Jun 15, 2012

Interview with Dr. Abraham Kuruvilla on Preaching Mark

On Monday I introduced Mark: A Theological Commentary for Preachers. Today I want to share an interview with the book’s author, Dr. Abraham Kuruvilla. Abe is Associate Professor of Pastoral Ministries, at Dallas Theological Seminary and has a particular passion for the art and science of preaching. He has served as the President of the Evangelical Homiletics Society and as interim preacher of Houston International Christian Fellowship (TX), Watertown Evangelical Church (MA), Plano Bible Chapel (TX), Sherman Bible Church (TX), and Scofield Memorial Church (TX). Abe also blogs regularly at www.homiletix.com.

Question: How did Mark: A Theological Commentary for Preachers come about?

I firmly believe that biblical writers are not only giving us information, but are exhorting us to change our lives in particular ways for the glory of God. My goal in life is to grapple with the text to discover not only what is written, but how. Because the what + how combo invariably points us to the life-change intended by the author. And since I had taught Mark for several semesters and been intrigued by his style, I thought I’d give this Gospel a shot. It also helped that it was the shortest!

Question: Who do you think should read Mark: A Theological Commentary for Preachers?

It is primarily geared for preachers. But for any layperson interested in how valid application can be derived from the various portions of Mark’s Gospel—this includes Bible teachers, Sunday school teachers, and everyone keen on applying the biblical text—I think this book will prove to be helpful. Yes, it is somewhat technical, with Greek (and some Hebrew), but every foreign word is translated and transliterated, so even those without Greek/Hebrew can engage the work.

Hey, I’d love to get your readers’ feedback on it. Feel free to go to my website (www.homiletix.com) and comment, or shoot me an email.

Question:What do you hope to accomplish through this book?
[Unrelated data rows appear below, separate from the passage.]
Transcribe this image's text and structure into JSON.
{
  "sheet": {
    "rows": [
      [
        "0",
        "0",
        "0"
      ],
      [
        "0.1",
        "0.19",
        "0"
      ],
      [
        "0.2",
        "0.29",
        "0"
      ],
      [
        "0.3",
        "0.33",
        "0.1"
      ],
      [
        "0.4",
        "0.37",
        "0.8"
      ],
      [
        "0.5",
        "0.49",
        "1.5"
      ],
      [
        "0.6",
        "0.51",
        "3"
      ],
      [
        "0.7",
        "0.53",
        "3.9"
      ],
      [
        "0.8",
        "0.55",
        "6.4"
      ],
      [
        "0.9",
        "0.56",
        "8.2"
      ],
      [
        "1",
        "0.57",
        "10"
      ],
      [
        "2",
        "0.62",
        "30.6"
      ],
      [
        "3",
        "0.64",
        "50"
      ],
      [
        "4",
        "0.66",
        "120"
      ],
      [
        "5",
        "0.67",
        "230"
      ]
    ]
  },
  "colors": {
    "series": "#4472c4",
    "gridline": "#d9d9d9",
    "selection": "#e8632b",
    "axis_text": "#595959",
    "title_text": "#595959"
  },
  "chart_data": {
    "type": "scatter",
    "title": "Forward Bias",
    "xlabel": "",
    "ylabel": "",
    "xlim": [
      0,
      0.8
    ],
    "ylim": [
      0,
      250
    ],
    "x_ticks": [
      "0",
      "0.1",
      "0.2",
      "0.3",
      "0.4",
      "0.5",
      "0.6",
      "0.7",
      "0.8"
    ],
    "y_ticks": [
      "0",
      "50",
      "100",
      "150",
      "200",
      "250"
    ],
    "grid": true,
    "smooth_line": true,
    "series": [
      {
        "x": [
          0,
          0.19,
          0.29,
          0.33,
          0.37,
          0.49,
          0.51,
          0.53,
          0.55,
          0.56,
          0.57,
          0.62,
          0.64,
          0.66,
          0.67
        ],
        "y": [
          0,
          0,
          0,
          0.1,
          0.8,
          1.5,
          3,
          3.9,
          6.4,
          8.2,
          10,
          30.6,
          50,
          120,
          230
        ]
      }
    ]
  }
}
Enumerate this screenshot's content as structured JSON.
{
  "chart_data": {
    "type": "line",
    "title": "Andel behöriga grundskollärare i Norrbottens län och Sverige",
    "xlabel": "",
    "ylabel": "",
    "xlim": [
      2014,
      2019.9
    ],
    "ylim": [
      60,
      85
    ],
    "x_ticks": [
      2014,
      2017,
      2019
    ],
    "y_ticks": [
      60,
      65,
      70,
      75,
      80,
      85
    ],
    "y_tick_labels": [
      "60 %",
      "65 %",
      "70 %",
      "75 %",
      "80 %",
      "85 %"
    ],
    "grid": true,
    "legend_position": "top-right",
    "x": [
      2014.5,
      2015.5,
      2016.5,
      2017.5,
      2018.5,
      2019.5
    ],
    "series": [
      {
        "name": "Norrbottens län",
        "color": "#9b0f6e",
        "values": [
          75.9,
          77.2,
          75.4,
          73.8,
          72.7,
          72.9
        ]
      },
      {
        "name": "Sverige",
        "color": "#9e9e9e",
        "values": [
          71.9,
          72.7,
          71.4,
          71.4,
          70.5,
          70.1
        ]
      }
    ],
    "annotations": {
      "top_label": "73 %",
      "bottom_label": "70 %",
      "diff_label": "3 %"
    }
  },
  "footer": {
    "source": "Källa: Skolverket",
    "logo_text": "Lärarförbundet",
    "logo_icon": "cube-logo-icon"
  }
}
I think that, unlike most commentaries, this one dissects out the how of the text—how the text is structured, how it says what it says. All to the goal of figuring out what Mark (with some help from the Holy Spirit!) is doing with what he is saying. Readers of the Gospel will note that it is a unique piece of writing, structured as a journey: Jesus and his company begin in Galilee and end in Jerusalem. It’s just one straight movement, all the way to the cross. Mark, then, is essentially a handbook of discipleship, teaching believers what it means to follow Jesus. Bit by bit, passage by passage, Mark unfolds facets of discipleship. And I’ve tried to track with Mark in the same fashion in my commentary, moving from one text to the next (or, to be technical, from one pericope to the next).

Question: Other than your book, what are some other resources that might help those who are interested in preaching or teaching Mark?

To be perfectly honest, I couldn’t find a whole lot of good resources to help me preach through Mark. That’s another reason I began this project (which will, God willing, continue on to other books; I’m already half way through the next one). One work that opened my eyes to the concepts I’ve written about was Mark As Story: An Introduction to the Narrative of a Gospel by David Rhoads, Joanna Dewey, and Donald Michie. Not very theologically conservative, but in terms of looking at narrative, terrific. Of course, there are a number of commentaries on Mark to help one teach it: those by Robert Stein, R. T. France, Adela Collins, and others. Not a whole lot of help in these for those preaching pericope by pericope, though.